A niche that mechanochemistry could fill is recycling thermoset plastics. Thermosets represent about 20% of plastics. But unlike thermoplastics, thermosets contain crosslinks that prevent them being melted and remoulded in a mechanical recycling process. The crosslinks also make thermosets energy-intensive to recycle with pyrolysis.
Researchers led by Qi Wang at the Polymer Research Institute of Sichuan University in Chengdu, China, showed that epoxy resins, one type of thermoset, could be recycled mechanochemically (ACS Sustainable Chem. Eng., doi: 10.1021/acssuschemeng.1c03221). Currently, waste epoxy resins – a major component of wind turbine blades – can only be pulverised, then used as a filler for composites. Wang’s team put waste epoxy resin through a specialised equipment in their laboratory called a solid-state shear mill. The mill has two inlaid grinding plates with multiple sectors that together impart three-dimensional shear forces on materials as they pass through. They found that after going through the mill, the crosslinks within waste epoxy resin were broken up. Hydroxyl and amino functional groups also appeared on the surface of the mechanochemically-processed epoxy powder. Using the recycled epoxy resin, the researchers then prepared new epoxy composites, which maintained about 80% of their mechanical properties compared with virgin epoxy.
Additive complication
Plastics contain many chemical additives: plasticisers that make them soft and flexible, fillers that impart strength, opacifiers that make them opaque and pigments that confer colour.
A survey of available databases and inventories found over 10,000 substances involved in plastic manufacture, of which 24% were monomers, 39% were processing aids and 55% were additives (Environ. Sci. Technol., doi: 10.1021/acs.est.1c00976).
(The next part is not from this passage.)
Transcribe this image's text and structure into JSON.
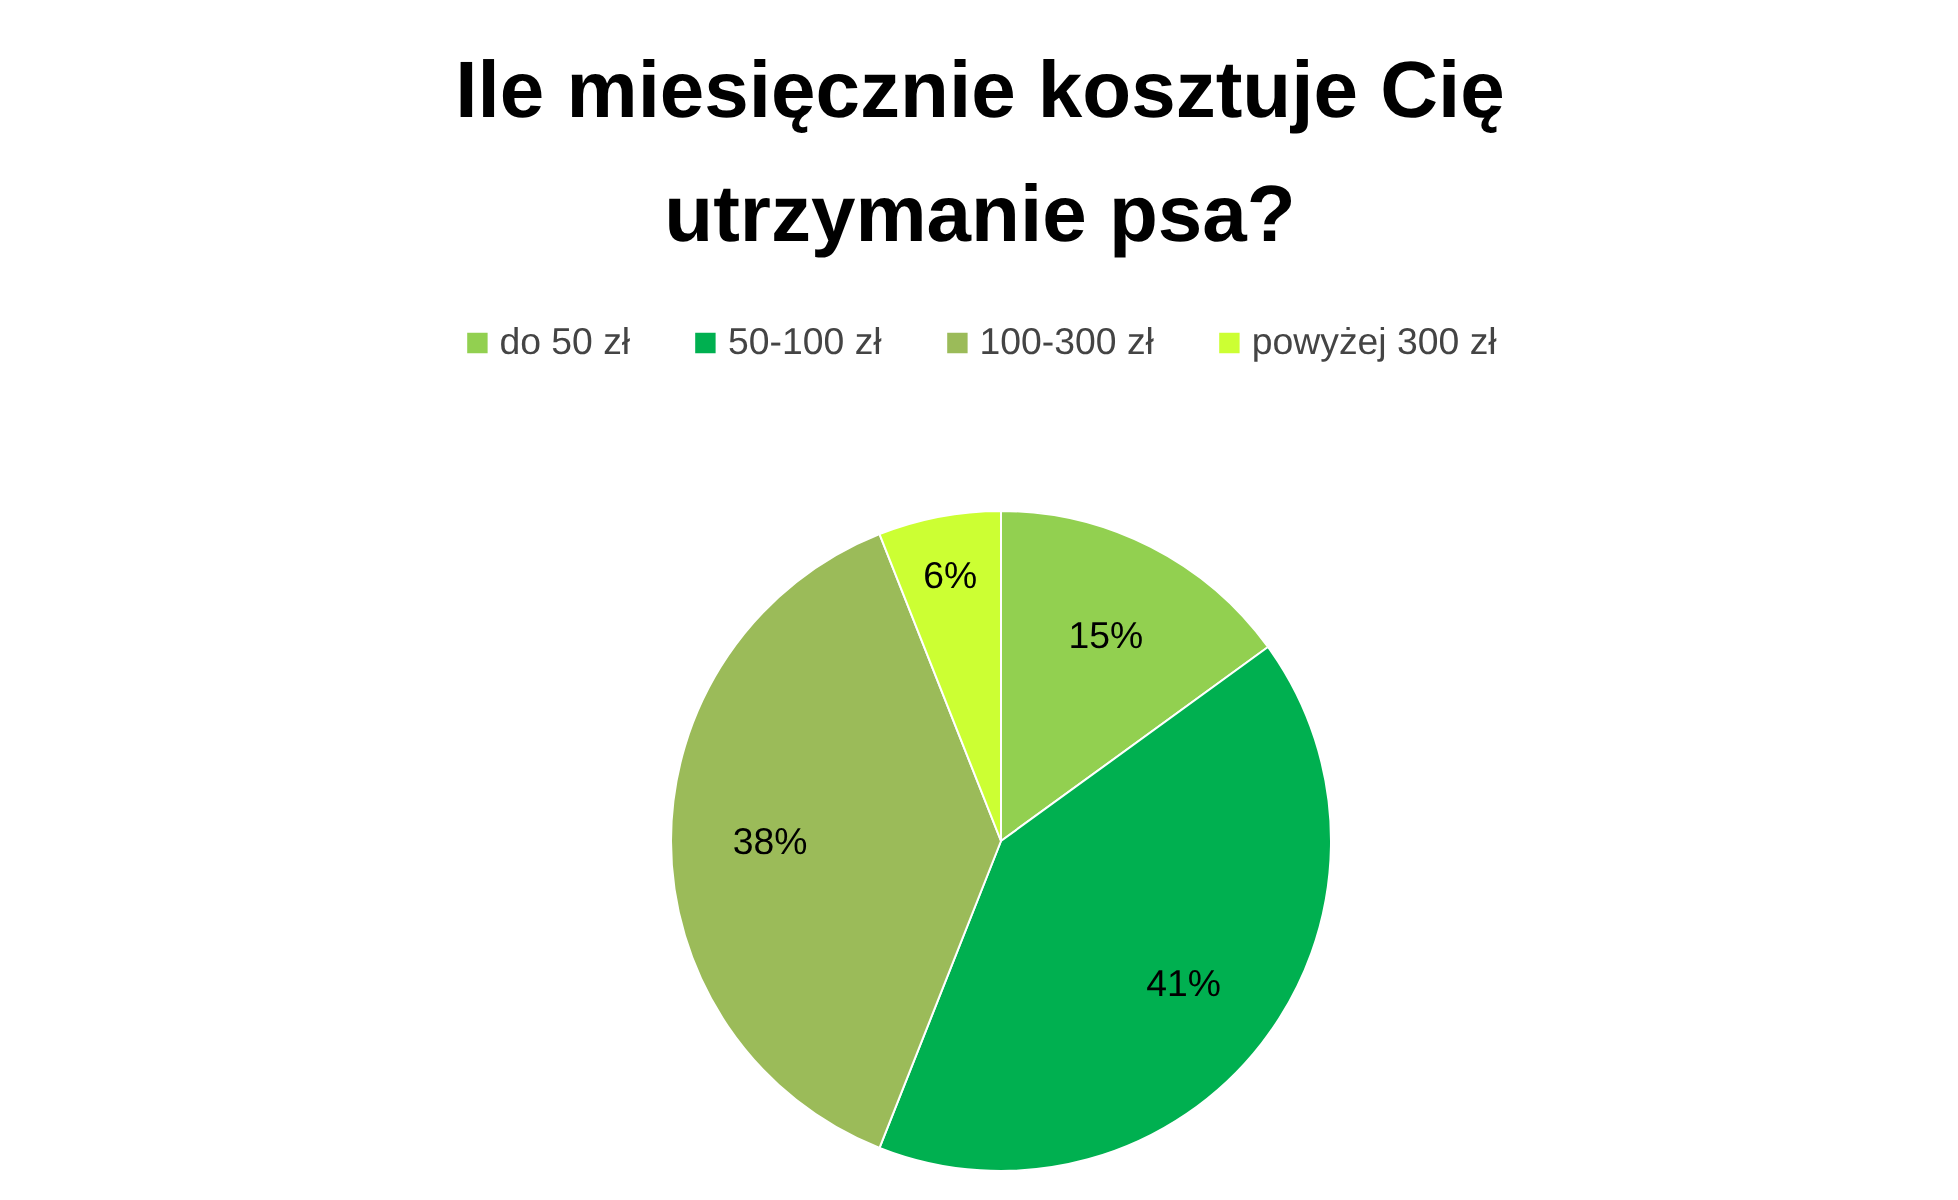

This sheer number of additives complicates recycling. Dark pigments make plastics invisible to optical sorters. Some additives render the same polymer incompatible, leading to a brittle and weak recycled material. Hazardous additives appropriate for one product, such as flame retardants in electronic casings, could find their way into another product, such as children’s toys. More worryingly, legacy toxic molecules that were banned can be retained through recycling.
While advanced techniques promise to take additives out of the picture, ideally, additives in plastics should be standardised and minimised, says Zhanyun Wang of the Swiss Federal Institute of Technology (ETH), Zurich. Currently, the European PET Bottle Platform is attempting to provide guidelines to minimise additives in water bottles. But other than that, ‘there is not really any control over which additives are used and there’s no oversight about which additives are used where,’ Wang says.
Minimising and standard-ising materials also simplifies waste streams, he notes. ‘If you mix a lot of things together, no technique would work.’